Ein historischer Moment in der Weltgeschichte: Nach einem halben Jahrhundert der Funkstille treten US-Präsident Barack Obama und sein Kollege Raul Castro aus Cuba wieder in einen direkten Dialog. Zunächst soll der Handel intensiviert werden. Sie haben am Mittwoch erstmals miteinander telefoniert und die Sprachlosigkeit der Politik beider Länder beendet.

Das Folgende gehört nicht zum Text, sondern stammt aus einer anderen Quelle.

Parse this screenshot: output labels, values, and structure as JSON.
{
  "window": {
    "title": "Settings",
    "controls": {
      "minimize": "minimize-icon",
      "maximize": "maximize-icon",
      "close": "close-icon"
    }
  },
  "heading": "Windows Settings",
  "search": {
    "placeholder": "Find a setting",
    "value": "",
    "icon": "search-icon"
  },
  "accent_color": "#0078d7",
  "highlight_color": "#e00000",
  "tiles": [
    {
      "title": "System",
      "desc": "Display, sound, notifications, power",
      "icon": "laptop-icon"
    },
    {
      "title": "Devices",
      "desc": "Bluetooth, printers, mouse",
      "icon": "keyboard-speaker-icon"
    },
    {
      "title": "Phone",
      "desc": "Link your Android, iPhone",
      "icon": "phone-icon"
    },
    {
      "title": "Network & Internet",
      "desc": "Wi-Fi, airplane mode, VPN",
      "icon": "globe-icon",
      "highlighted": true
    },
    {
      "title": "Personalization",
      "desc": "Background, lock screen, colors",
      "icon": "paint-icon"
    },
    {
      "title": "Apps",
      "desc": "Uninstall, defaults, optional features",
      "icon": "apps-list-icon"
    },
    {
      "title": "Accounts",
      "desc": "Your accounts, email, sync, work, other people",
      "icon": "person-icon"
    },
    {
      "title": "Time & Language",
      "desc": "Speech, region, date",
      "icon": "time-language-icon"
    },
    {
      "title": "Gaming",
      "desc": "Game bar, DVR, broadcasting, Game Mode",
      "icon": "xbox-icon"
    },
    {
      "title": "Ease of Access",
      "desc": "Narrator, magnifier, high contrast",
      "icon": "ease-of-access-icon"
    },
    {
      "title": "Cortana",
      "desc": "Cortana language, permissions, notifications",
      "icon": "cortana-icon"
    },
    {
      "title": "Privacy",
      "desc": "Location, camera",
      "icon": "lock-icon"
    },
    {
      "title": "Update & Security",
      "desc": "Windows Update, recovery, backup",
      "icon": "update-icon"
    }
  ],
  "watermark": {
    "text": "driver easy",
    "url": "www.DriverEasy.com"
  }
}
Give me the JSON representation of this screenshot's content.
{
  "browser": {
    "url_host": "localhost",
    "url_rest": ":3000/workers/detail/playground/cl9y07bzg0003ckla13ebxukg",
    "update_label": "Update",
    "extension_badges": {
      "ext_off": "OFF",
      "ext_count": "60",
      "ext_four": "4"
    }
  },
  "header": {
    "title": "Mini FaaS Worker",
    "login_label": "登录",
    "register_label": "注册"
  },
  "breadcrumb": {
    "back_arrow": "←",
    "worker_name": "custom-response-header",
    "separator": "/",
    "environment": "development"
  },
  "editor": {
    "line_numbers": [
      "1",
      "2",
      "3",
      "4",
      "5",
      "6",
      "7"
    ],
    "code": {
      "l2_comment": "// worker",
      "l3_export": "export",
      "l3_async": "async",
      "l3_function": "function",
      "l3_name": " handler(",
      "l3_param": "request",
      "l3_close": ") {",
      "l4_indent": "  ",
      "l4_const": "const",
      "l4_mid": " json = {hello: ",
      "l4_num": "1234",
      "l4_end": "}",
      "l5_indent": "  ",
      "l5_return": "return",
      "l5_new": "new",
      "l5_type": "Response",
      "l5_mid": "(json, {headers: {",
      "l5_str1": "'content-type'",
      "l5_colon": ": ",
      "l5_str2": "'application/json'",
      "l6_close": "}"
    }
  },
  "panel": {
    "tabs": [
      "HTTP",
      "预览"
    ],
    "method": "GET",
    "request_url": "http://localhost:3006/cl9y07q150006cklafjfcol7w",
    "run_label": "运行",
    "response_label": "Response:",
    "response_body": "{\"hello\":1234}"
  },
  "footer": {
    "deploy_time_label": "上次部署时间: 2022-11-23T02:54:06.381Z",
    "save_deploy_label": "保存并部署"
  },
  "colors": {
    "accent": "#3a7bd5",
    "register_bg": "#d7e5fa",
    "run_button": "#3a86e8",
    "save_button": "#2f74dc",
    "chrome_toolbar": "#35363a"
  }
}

USA und Kuba vor Normalisierung der Beziehungen
USA und Kuba vor Normalisierung der Beziehungen

Erste Annäherungen: Barack Obama und Raul Casto beim Begräbnis von Nelson Mandela im Dezember 2013

Washington/Havanna. Der 17. Dezember 2014 wird wohl als historisches Datum in die Geschichtsbücher eingehen. Denn in den Beziehungen zwischen Kuba und den USA deutet sich eine Zeitenwende an. Zeitgleich gaben US-Präsident Barack Obama und sein kubanischer Amtskollege Raul Castro am Mittwoch eine "Normalisierung" der seit 1961 unterbrochenen diplomatischen Beziehungen zwischen den beiden Staaten bekannt. Auch eine (teilweise) Aufhebung des US-Wirtschaftsembargo ist im Gespräch.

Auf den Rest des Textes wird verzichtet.